La directora fue presentándole uno a uno a todos los profesores y a los becarios. Una de las jóvenes profesoras le llamó la atención. Se llamaba Michelle Henry; tenía veintinueve años y estaba preparando su tesis de Estado sobre la construcción de las catedrales góticas del norte de Francia. Era muy hermosa, de ojos brillantes y labios risueños.

—He leído sus trabajos sobre la geometría y las matemáticas en la pintura italiana del Renacimiento; permítame, profesor Carter, que le diga que son espléndidos.

—Muchas gracias, profesora Henry. Y gracias también por su amabilidad al dedicar parte de su tiempo a buscarme alojamiento en París.

—No tiene ninguna importancia. Me pareció particularmente brillante el que dedicó al Retrato de un matemático de Barbari.

—Lo escribí durante el verano del año 2001; lo recuerdo muy bien porque la tarde del 11 de septiembre tenía que impartir una conferencia sobre ese cuadro en un seminario en Columbia, Y claro, ya no hubo lugar.

—¿Se refiere al atentado contra las torres gemelas?

—En Estados Unidos no existe desde entonces otro 11 de septiembre, el Martes Negro.

—Debió de ser horrible.

—Sí, fue muy duro.
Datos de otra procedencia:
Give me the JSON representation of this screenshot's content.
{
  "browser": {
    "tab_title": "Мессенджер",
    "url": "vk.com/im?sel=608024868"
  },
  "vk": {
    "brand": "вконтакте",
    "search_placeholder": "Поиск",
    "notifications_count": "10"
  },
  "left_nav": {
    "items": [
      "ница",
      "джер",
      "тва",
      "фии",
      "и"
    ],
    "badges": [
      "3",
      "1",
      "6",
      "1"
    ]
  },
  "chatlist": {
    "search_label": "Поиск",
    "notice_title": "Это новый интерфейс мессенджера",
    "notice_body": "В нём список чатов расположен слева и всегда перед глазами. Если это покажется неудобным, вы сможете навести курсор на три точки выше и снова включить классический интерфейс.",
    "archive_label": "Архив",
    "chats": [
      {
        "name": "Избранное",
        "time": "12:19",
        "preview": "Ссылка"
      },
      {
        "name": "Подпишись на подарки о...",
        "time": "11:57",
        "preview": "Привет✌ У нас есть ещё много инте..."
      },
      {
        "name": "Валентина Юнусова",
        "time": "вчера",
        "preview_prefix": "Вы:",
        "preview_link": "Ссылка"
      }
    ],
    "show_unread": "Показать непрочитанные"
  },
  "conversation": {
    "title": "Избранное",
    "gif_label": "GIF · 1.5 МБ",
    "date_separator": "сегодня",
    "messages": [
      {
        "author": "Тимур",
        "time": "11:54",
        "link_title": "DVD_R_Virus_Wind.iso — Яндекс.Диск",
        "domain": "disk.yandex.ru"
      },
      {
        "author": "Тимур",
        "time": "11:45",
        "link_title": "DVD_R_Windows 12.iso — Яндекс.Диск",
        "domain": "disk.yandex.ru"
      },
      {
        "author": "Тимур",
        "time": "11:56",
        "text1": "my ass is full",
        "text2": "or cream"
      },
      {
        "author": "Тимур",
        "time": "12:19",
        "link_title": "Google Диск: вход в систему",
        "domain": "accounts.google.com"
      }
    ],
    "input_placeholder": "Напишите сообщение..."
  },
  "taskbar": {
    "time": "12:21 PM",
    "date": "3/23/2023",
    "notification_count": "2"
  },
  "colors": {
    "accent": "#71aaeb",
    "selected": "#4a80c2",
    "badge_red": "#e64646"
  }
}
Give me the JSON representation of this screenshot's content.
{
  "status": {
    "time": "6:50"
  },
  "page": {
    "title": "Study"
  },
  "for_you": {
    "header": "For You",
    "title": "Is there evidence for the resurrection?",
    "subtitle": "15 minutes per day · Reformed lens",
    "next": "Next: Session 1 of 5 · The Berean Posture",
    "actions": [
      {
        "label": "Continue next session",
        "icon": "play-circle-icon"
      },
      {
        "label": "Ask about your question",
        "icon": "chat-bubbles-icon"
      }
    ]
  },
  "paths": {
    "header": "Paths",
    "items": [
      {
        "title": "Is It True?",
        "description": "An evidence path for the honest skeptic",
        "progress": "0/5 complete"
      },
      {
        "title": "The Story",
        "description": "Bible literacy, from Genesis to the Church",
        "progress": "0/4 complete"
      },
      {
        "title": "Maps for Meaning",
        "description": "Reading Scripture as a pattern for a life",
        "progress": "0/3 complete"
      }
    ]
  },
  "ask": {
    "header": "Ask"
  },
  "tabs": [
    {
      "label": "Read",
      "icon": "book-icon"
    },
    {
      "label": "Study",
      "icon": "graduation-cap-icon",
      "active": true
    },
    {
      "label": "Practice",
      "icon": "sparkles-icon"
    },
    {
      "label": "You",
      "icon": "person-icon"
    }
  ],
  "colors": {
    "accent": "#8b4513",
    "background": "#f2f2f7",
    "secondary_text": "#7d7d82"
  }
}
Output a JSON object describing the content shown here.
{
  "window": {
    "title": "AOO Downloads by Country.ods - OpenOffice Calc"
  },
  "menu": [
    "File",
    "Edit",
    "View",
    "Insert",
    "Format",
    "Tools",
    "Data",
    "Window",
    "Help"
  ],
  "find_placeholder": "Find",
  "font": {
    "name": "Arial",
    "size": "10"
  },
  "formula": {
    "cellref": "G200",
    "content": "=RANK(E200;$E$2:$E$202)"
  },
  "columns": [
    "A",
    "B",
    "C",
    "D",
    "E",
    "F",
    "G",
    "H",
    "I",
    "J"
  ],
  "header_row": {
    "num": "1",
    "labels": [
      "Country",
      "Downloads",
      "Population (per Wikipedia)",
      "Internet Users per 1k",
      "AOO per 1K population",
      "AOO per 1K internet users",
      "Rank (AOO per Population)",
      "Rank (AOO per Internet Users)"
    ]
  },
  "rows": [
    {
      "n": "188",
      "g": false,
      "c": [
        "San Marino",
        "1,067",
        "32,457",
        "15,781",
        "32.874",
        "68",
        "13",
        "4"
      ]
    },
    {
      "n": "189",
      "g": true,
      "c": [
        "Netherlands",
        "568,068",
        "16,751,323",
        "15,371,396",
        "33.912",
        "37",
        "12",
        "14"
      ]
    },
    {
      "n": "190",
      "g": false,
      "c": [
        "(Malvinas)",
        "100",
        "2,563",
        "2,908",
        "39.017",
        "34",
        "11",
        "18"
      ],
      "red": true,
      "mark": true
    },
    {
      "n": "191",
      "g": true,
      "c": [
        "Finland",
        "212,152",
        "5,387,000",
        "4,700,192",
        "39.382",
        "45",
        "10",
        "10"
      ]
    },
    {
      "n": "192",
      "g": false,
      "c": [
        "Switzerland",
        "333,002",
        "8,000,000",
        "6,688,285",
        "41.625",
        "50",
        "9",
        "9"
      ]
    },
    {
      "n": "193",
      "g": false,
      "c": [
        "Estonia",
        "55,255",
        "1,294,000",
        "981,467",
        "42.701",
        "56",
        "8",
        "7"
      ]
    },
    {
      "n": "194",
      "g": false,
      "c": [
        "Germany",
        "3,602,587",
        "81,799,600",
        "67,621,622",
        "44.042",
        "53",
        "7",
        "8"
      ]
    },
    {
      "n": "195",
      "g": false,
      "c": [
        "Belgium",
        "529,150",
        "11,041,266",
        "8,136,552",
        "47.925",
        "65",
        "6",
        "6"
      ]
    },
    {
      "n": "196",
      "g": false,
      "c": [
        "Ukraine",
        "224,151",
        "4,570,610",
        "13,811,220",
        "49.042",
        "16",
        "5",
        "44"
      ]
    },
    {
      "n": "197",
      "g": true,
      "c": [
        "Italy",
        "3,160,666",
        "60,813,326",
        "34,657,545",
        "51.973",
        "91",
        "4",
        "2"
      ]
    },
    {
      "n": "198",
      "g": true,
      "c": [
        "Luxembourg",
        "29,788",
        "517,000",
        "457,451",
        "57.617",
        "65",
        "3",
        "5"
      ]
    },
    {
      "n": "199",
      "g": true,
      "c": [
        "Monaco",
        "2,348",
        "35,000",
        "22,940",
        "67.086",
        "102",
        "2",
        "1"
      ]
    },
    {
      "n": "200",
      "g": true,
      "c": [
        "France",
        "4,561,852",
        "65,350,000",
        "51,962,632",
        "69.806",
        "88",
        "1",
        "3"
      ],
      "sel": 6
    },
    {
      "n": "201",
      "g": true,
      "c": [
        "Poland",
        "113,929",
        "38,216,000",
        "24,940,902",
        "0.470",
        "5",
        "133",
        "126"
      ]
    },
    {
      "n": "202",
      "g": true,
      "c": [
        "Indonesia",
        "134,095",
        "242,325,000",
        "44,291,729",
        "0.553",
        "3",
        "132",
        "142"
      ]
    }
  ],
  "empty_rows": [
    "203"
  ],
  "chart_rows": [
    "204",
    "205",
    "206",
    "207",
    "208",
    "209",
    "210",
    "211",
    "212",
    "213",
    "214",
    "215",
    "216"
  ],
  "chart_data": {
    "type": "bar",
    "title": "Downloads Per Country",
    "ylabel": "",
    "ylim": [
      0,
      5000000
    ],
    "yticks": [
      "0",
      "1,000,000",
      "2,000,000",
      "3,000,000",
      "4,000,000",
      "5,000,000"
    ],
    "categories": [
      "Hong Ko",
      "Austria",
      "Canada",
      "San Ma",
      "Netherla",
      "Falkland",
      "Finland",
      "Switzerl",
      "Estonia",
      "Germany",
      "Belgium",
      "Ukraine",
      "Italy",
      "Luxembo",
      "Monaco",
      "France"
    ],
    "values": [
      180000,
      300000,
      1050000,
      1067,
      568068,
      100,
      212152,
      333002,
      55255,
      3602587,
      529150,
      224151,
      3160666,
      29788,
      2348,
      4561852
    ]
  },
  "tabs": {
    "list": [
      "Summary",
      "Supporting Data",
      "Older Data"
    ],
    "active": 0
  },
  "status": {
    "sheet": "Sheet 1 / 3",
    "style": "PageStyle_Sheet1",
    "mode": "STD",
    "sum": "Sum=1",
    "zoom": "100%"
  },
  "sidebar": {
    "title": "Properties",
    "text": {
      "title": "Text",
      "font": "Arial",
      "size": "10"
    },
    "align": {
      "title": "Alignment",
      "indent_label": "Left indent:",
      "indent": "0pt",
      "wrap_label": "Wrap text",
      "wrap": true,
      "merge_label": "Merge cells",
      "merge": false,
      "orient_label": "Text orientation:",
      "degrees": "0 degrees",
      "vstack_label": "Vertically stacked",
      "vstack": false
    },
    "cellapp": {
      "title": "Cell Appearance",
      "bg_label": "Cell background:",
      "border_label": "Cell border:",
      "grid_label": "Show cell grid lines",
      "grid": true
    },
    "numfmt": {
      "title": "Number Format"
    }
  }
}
Yo vivía cerca del World Trade Center. Desde la ventana de mi salón pude contemplar el impacto de los aviones, y luego el fuego, el humo, el polvo, el caos. Más de 2.600 personas murieron aquel día.

—Por aquí hay quien dice que se trató de una venganza por lo de las Cruzadas —intervino Henry.

—Ésa fue una de las excusas que utilizó al—Qaeda, pero no creo que sea una razón… digamos de peso. Además, los americanos no estuvimos allí, ¿recuerda? Colón nos descubrió algunos siglos después de que europeos y musulmanes se mataran ante los muros de Jerusalén.

—Los radicales islámicos no han olvidado la humillación a que los occidentales hemos sometido a sus países durante siglos.

—En eso tiene razón, pero la historia no puede utilizarse para justificar el asesinato y el terror.

—Seguiremos hablando de ello, profesor Carter.

—Por supuesto, profesora Henry. Y de nuevo, muchas gracias por el apartamento, es muy cómodo.

David se despidió de la joven profesora con un apretón de manos. Aquella mujer de metro setenta y cinco, pelo castaño claro ligeramente ondulado y ojos melados le produjo al americano un notable impacto. Parecía muy segura de sí, desenvuelta y vital, y era extraordinariamente atractiva, una de esas mujeres bellas que lo son de verdad en todo momento, sin necesidad de maquillaje especial ni de ropas llamativas. Una mujer interesante. París le parecía ahora todavía más fascinante.